L’analisi sierologica (serological test, saggio sierologico) dell’epidemia Covid-19 rileva la presenza nel siero (la componente fluida del sangue che non gioca un ruolo nella coagulazione) di anticorpi (antibodies, Ab) che si legano a proteine antigeniche  (capaci di suscitare una risposta del sistema immunitario) del coronavirus SARS-COV2.  In questo caso, si tratta della proteina S (da spike, spinula) che protrude dall’involucro lipidico del virus. La sagoma di queste spinule intorno all’involucro sferico del virus ha suggerito il nome coronavirus.

La diagnosi qualitativa è di tipo SÌ (positiva) o NO (negativa); l’incertezza della misura viene tenuta in conto mediante una fascia d’incertezza (diagnosi GRIGIA) intorno alla soglia di separazione (cut-off) stabilita da campioni di riferimento.
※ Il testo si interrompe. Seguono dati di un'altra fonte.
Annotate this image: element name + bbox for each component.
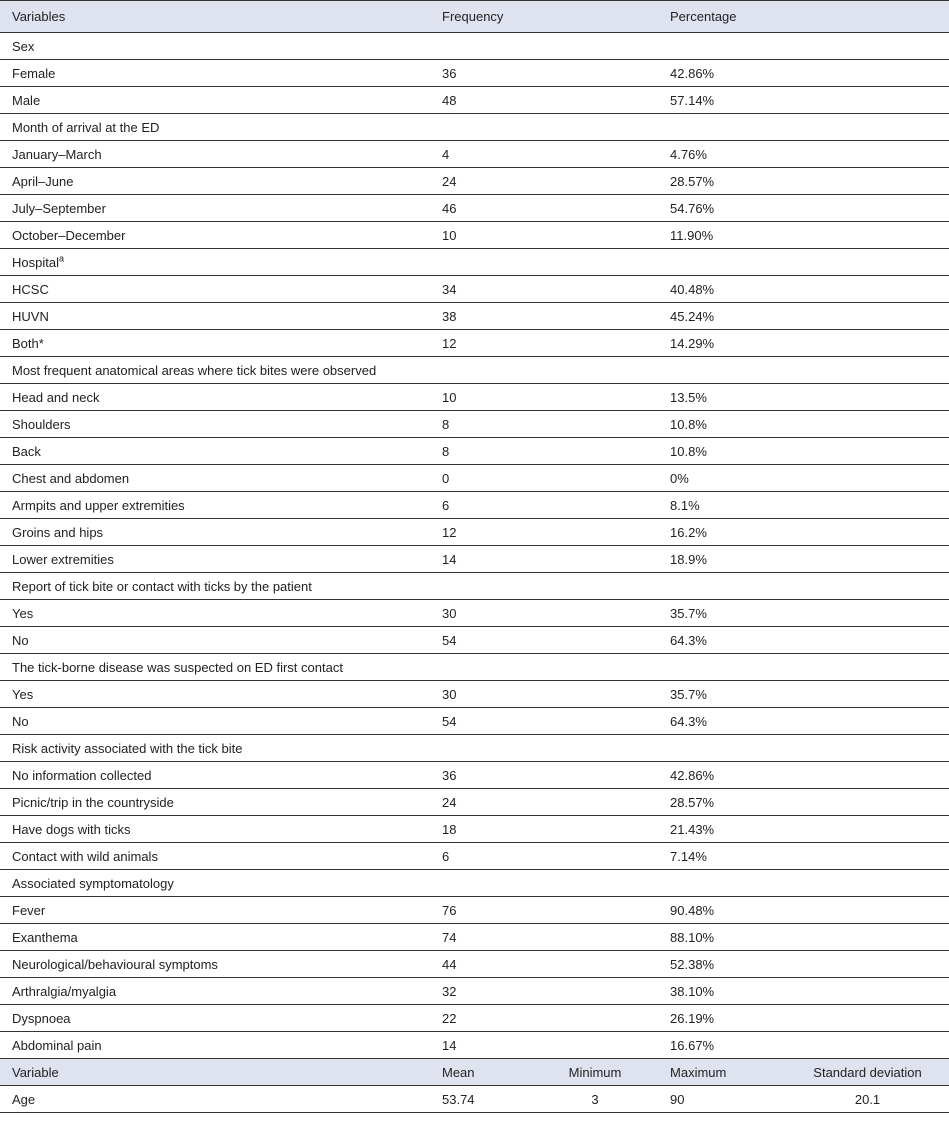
stats-mean: 53.74	[430, 1086, 532, 1113]
row-label: October–December	[0, 222, 430, 249]
row-frequency: 6	[430, 492, 658, 519]
section-title-text: Month of arrival at the ED	[12, 119, 160, 135]
row-label: HCSC	[0, 276, 430, 303]
row-frequency: 48	[430, 87, 658, 114]
header-percentage: Percentage	[658, 1, 949, 33]
row-label: Neurological/behavioural symptoms	[0, 951, 430, 978]
section-title-row	[0, 114, 949, 141]
row-percentage: 28.57%	[658, 789, 949, 816]
section-title-text: The tick-borne disease was suspected on ED first contact	[12, 659, 343, 675]
section-title	[0, 114, 949, 141]
row-frequency: 14	[430, 1032, 658, 1059]
row-label: Yes	[0, 600, 430, 627]
table-row	[0, 411, 949, 438]
row-frequency: 12	[430, 519, 658, 546]
table-row	[0, 519, 949, 546]
table-row	[0, 168, 949, 195]
section-title	[0, 870, 949, 897]
row-label: Back	[0, 438, 430, 465]
table-row	[0, 195, 949, 222]
section-title-text: Hospital	[12, 254, 59, 270]
stats-header-maximum: Maximum	[658, 1059, 786, 1086]
row-frequency: 44	[430, 951, 658, 978]
row-label: Exanthema	[0, 924, 430, 951]
section-title	[0, 573, 949, 600]
table-row	[0, 1005, 949, 1032]
row-percentage: 88.10%	[658, 924, 949, 951]
table-row	[0, 438, 949, 465]
row-label: Fever	[0, 897, 430, 924]
stats-header-row	[0, 1059, 949, 1086]
section-title	[0, 654, 949, 681]
row-frequency: 12	[430, 330, 658, 357]
section-title-row	[0, 33, 949, 60]
row-label: July–September	[0, 195, 430, 222]
row-label: Chest and abdomen	[0, 465, 430, 492]
section-title-row	[0, 249, 949, 276]
row-frequency: 22	[430, 1005, 658, 1032]
row-percentage: 10.8%	[658, 438, 949, 465]
table-row	[0, 222, 949, 249]
row-percentage: 26.19%	[658, 1005, 949, 1032]
table-row	[0, 789, 949, 816]
table-header-row	[0, 1, 949, 33]
row-percentage: 8.1%	[658, 492, 949, 519]
section-title-row	[0, 870, 949, 897]
stats-header-variable: Variable	[0, 1059, 430, 1086]
table-row	[0, 627, 949, 654]
row-frequency: 4	[430, 141, 658, 168]
row-label: April–June	[0, 168, 430, 195]
row-percentage: 21.43%	[658, 816, 949, 843]
row-percentage: 35.7%	[658, 681, 949, 708]
section-title-text: Risk activity associated with the tick bite	[12, 740, 243, 756]
row-percentage: 64.3%	[658, 708, 949, 735]
table-row	[0, 60, 949, 87]
row-frequency: 0	[430, 465, 658, 492]
section-title-text: Most frequent anatomical areas where tick bites were observed	[12, 362, 377, 378]
row-label: HUVN	[0, 303, 430, 330]
row-label: No	[0, 627, 430, 654]
table-row	[0, 141, 949, 168]
row-label: Lower extremities	[0, 546, 430, 573]
stats-minimum: 3	[532, 1086, 658, 1113]
row-percentage: 90.48%	[658, 897, 949, 924]
row-frequency: 14	[430, 546, 658, 573]
row-frequency: 36	[430, 60, 658, 87]
row-label: Both*	[0, 330, 430, 357]
header-frequency: Frequency	[430, 1, 658, 33]
row-label: Arthralgia/myalgia	[0, 978, 430, 1005]
row-label: Armpits and upper extremities	[0, 492, 430, 519]
row-frequency: 76	[430, 897, 658, 924]
row-label: Female	[0, 60, 430, 87]
stats-header-minimum: Minimum	[532, 1059, 658, 1086]
section-title-row	[0, 735, 949, 762]
stats-variable: Age	[0, 1086, 430, 1113]
row-percentage: 28.57%	[658, 168, 949, 195]
section-title	[0, 33, 949, 60]
header-variables: Variables	[0, 1, 430, 33]
table-row	[0, 465, 949, 492]
row-percentage: 35.7%	[658, 600, 949, 627]
row-frequency: 24	[430, 168, 658, 195]
row-label: January–March	[0, 141, 430, 168]
row-frequency: 10	[430, 222, 658, 249]
stats-maximum: 90	[658, 1086, 786, 1113]
row-label: Have dogs with ticks	[0, 816, 430, 843]
table-row	[0, 546, 949, 573]
stats-row-age	[0, 1086, 949, 1113]
row-percentage: 18.9%	[658, 546, 949, 573]
section-title-row	[0, 357, 949, 384]
row-percentage: 38.10%	[658, 978, 949, 1005]
row-percentage: 14.29%	[658, 330, 949, 357]
row-percentage: 54.76%	[658, 195, 949, 222]
row-percentage: 4.76%	[658, 141, 949, 168]
table-row	[0, 1032, 949, 1059]
table-row	[0, 303, 949, 330]
table-row	[0, 708, 949, 735]
row-percentage: 40.48%	[658, 276, 949, 303]
row-frequency: 8	[430, 438, 658, 465]
table-row	[0, 330, 949, 357]
row-frequency: 18	[430, 816, 658, 843]
row-percentage: 11.90%	[658, 222, 949, 249]
section-title-text: Associated symptomatology	[12, 875, 174, 891]
row-percentage: 0%	[658, 465, 949, 492]
row-frequency: 24	[430, 789, 658, 816]
row-label: No information collected	[0, 762, 430, 789]
row-frequency: 6	[430, 843, 658, 870]
stats-header-sd: Standard deviation	[786, 1059, 949, 1086]
row-frequency: 10	[430, 384, 658, 411]
table-row	[0, 843, 949, 870]
table-row	[0, 492, 949, 519]
row-percentage: 52.38%	[658, 951, 949, 978]
section-title	[0, 735, 949, 762]
row-label: Abdominal pain	[0, 1032, 430, 1059]
section-title-text: Sex	[12, 38, 35, 54]
row-percentage: 7.14%	[658, 843, 949, 870]
row-percentage: 45.24%	[658, 303, 949, 330]
row-frequency: 30	[430, 600, 658, 627]
table-row	[0, 762, 949, 789]
row-frequency: 54	[430, 627, 658, 654]
row-percentage: 64.3%	[658, 627, 949, 654]
row-label: Dyspnoea	[0, 1005, 430, 1032]
table-row	[0, 978, 949, 1005]
row-percentage: 16.67%	[658, 1032, 949, 1059]
table-row	[0, 924, 949, 951]
row-label: Shoulders	[0, 411, 430, 438]
row-label: Contact with wild animals	[0, 843, 430, 870]
stats-header-mean: Mean	[430, 1059, 532, 1086]
row-label: No	[0, 708, 430, 735]
section-title	[0, 357, 949, 384]
row-percentage: 10.8%	[658, 411, 949, 438]
row-label: Head and neck	[0, 384, 430, 411]
row-frequency: 54	[430, 708, 658, 735]
row-frequency: 30	[430, 681, 658, 708]
table-row	[0, 384, 949, 411]
row-frequency: 8	[430, 411, 658, 438]
footnote-marker: a	[58, 253, 64, 264]
row-percentage: 13.5%	[658, 384, 949, 411]
table-row	[0, 816, 949, 843]
row-label: Yes	[0, 681, 430, 708]
section-title-text: Report of tick bite or contact with ticks by the patient	[12, 578, 312, 594]
stats-sd: 20.1	[786, 1086, 949, 1113]
row-frequency: 34	[430, 276, 658, 303]
row-percentage: 16.2%	[658, 519, 949, 546]
table-row	[0, 951, 949, 978]
row-label: Picnic/trip in the countryside	[0, 789, 430, 816]
row-frequency: 36	[430, 762, 658, 789]
section-title-row	[0, 654, 949, 681]
row-frequency: 74	[430, 924, 658, 951]
row-frequency: 46	[430, 195, 658, 222]
section-title-row	[0, 573, 949, 600]
row-percentage: 42.86%	[658, 762, 949, 789]
row-frequency: 38	[430, 303, 658, 330]
table-row	[0, 87, 949, 114]
table-row	[0, 276, 949, 303]
row-percentage: 42.86%	[658, 60, 949, 87]
row-label: Male	[0, 87, 430, 114]
row-label: Groins and hips	[0, 519, 430, 546]
row-percentage: 57.14%	[658, 87, 949, 114]
section-title	[0, 249, 949, 276]
row-frequency: 32	[430, 978, 658, 1005]
table-row	[0, 897, 949, 924]
table-row	[0, 600, 949, 627]
table-row	[0, 681, 949, 708]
Nel caso di diagnosi quantitativa, il responso qualitativo SÌ/GRIGIA/NO viene completato con il rapporto adimensionato y tra misura quantitativa e soglia di separazione, il che determina i seguenti  valori per \eta <<1,

\begin{matrix} y<1-\eta \Rightarrow \;\textup{ diagnosi negativa} \\ 1-\eta \leq y<1+\eta \Rightarrow \;\textup{ diagnosi grigia} \\ y\geq 1+\eta \Rightarrow \;\textup{ diagnosi positiva} \end{matrix}Un valore tipico è \eta =0.1, il che implica un’incertezza massima del 10%. Alcune diagnostiche commerciali sembrano non indicare alcuna fascia d’incertezza, il che, da un punto di vista della teoria e pratica delle misure, sarebbe un’assurdità, a meno che si sia scelto di etichettare gli incerti come positivi.